Many of them called for the US government to halt aid to Ethiopia until the totalitarian nature of security measures in the country are addressed. Some of the sanctions being sought by the community are reflected in Congressman Smith’s House Resolution 861 and the identical 21-cosponsor Senate resolution introduced in April.
But Lilesa’s impact reverberates far beyond runners’ circles, community events, and the dense Ethiopian population of the DC metro area. As conversations about athletes’ political voices continue to gain steam following Kaepernick’s silent protest of the American national anthem, Lilesa remains a lightning rod for a community divided by both politics and geography.
On Twitter, the hashtag bearing his name is most often used to share updates on news regarding the community at large. Facebook and Viber — when not being axed by the government — remain digital organizing hubs. And on Snapchat, a massively popular channel for Ethiopian and Eritrean youth held a discussion about Oromo politics earlier this month while one of its hosts wore a shirt printed with Lilesa’s name and face.
“How could I feel the same comfort I did before? How could I feel happiness?”
“BunaTime” (taken from the Amharic word for coffee) draws an average of 15,000 views per Snapchat story, and Ethiopian and Eritrean youth from around the diaspora take turns hosting it for several hours at a time. Its attendant Twitter and Instagram channels boast almost 10,000 and 37,000 followers respectively.
The Oromo-led Snapchat teach-in drew both excitement and ire from young viewers. But hosts were clear: Lilesa, and the #OromoProtests, are the future — not just for the Oromo community, but for all of Ethiopia.
And Lilesa is committed to keeping his career going, despite the complications. He has been training in Arizona since last month. The choice to head west was made partly because of the state’s altitude, and partly, Gemechu joked, because “he don’t like snow.” Lilesa had briefly considered Kenya as another training location, but fears that the Kenyan government’s close relationship with Ethiopia’s would lead to his extradition kept him from pursuing that option.

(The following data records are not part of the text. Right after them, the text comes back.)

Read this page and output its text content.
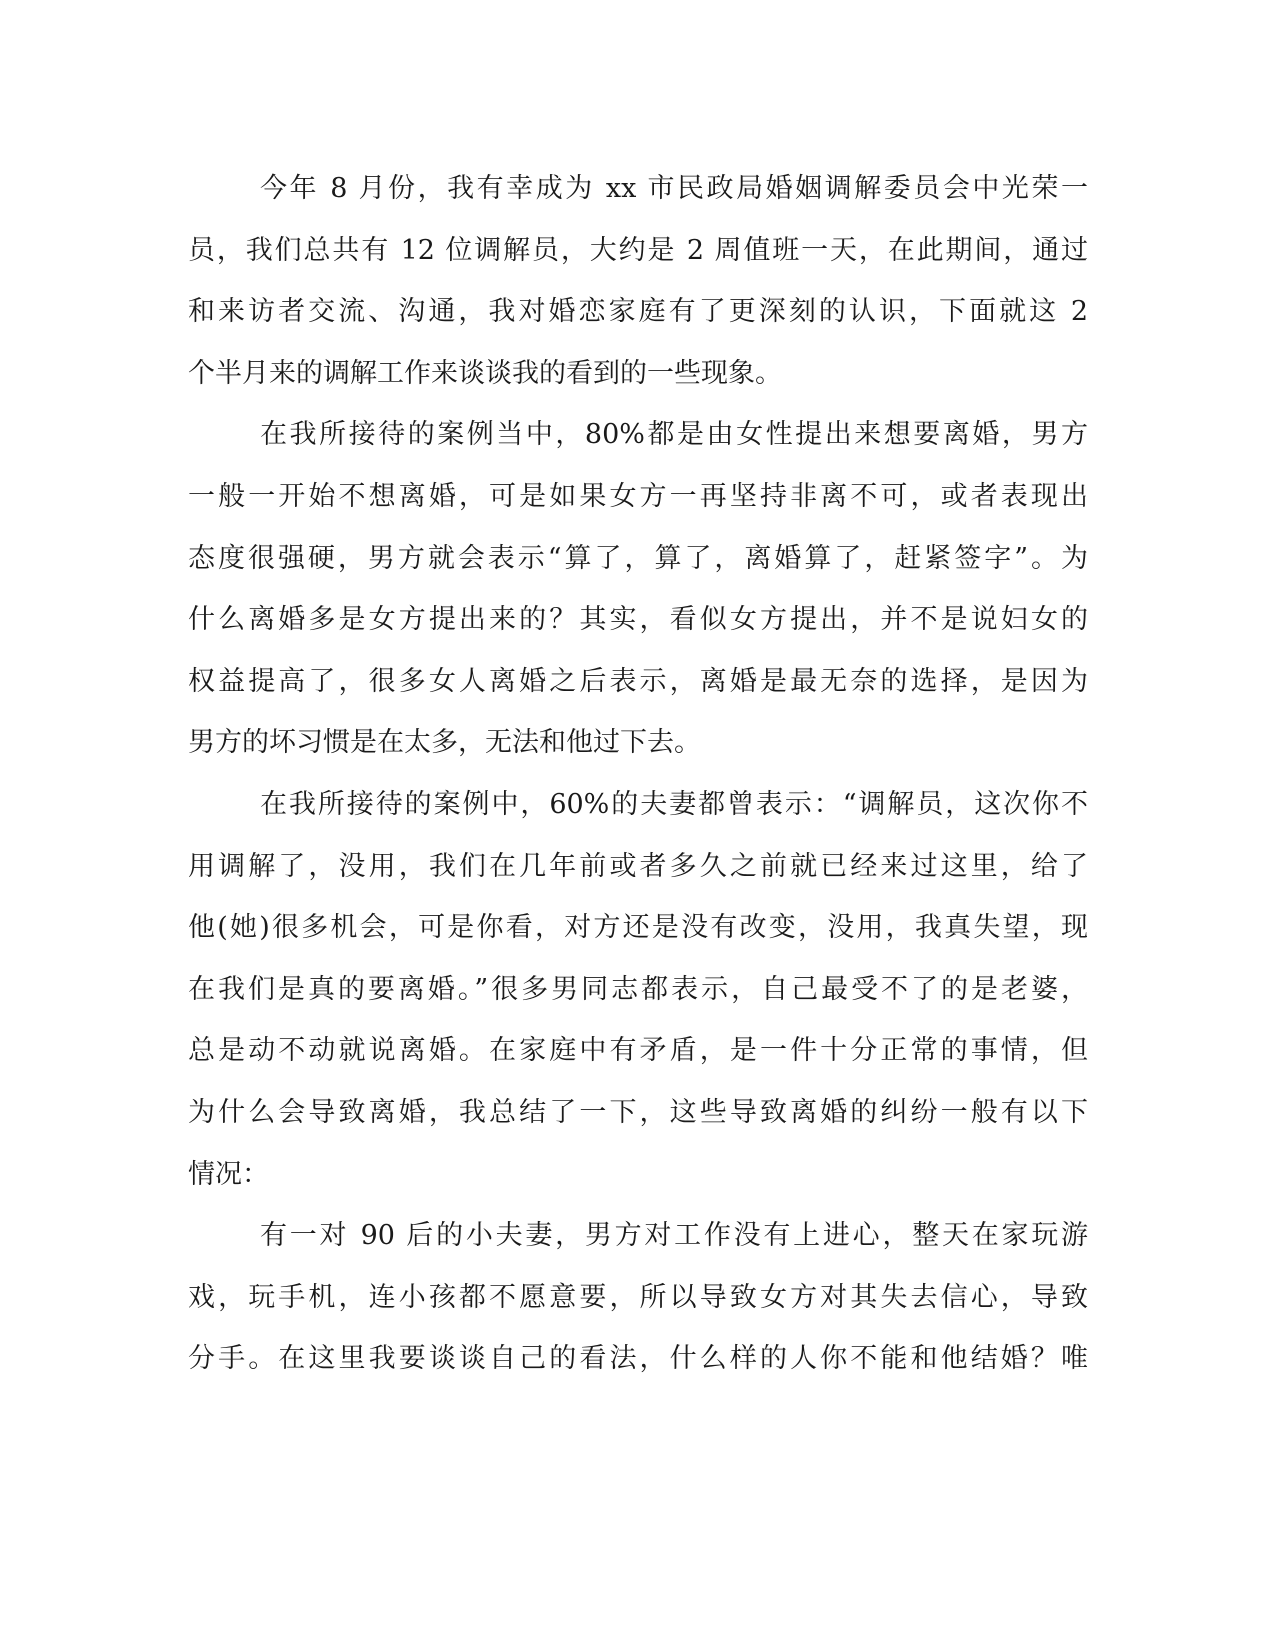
今年 8 月份，我有幸成为 xx 市民政局婚姻调解委员会中光荣一
员，我们总共有 12 位调解员，大约是 2 周值班一天，在此期间，通过
和来访者交流、沟通，我对婚恋家庭有了更深刻的认识，下面就这 2
个半月来的调解工作来谈谈我的看到的一些现象。
在我所接待的案例当中，80%都是由女性提出来想要离婚，男方
一般一开始不想离婚，可是如果女方一再坚持非离不可，或者表现出
态度很强硬，男方就会表示“算了，算了，离婚算了，赶紧签字”。为
什么离婚多是女方提出来的？其实，看似女方提出，并不是说妇女的
权益提高了，很多女人离婚之后表示，离婚是最无奈的选择，是因为
男方的坏习惯是在太多，无法和他过下去。
在我所接待的案例中，60%的夫妻都曾表示：“调解员，这次你不
用调解了，没用，我们在几年前或者多久之前就已经来过这里，给了
他(她)很多机会，可是你看，对方还是没有改变，没用，我真失望，现
在我们是真的要离婚。”很多男同志都表示，自己最受不了的是老婆，
总是动不动就说离婚。在家庭中有矛盾，是一件十分正常的事情，但
为什么会导致离婚，我总结了一下，这些导致离婚的纠纷一般有以下
情况：
有一对 90 后的小夫妻，男方对工作没有上进心，整天在家玩游
戏，玩手机，连小孩都不愿意要，所以导致女方对其失去信心，导致
分手。在这里我要谈谈自己的看法，什么样的人你不能和他结婚？唯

He would’ve been closer to his family, but recent developments in Ethiopia reinforce his decision to stay away from the region.
“The crisis puts [runners] in a position where we can't focus on our training,” he said. “If this continues without any change, Ethiopia may not win as many medals as it used to.”
Lilesa won’t be running in the New York City Marathon in November, but he has plans to run in both December’s Honololu Marathon and next April’s race in London. The return to the sport he loves has left him energized, but tensions flaring up back home — and his own distance — continue to sap him of energy.
“I left my country and I live in a strange country,” he said when we spoke recently. “How could I feel the same comfort I did before? How could I feel happiness?”
Both his own future and that of his country feel tenuous at the moment, a heavy sense of both revolutionary excitement and dread hanging over both. Lilesa speaks to his wife and children regularly, but hasn’t seen any of them since August 17. “I don’t feel weight on myself since I did what I did, because I believed in it,” he said. “But I do worry about my family back home.”
He was careful and exacting when speaking of his 5-year-old daughter and 3-year-old son in hushed tones: “I don't want to look at my children any differently from others in my country who are being killed,” Lilesa said. “They face the same fate and the same destiny like all other children in Ethiopia.”
He knows he cannot return to them until the political situation changes, but hopes now that he will one day be able to see them in the US if it doesn’t. The decision to live here for now — even and especially in exile — weighs on him, a sense of guilt pervading his words as he responds to the fact that Oromos around the world now consider him a hero.
“The one who leaves isn't a hero,” he said recently. “Heroes are the ones who go and fight alongside the people.”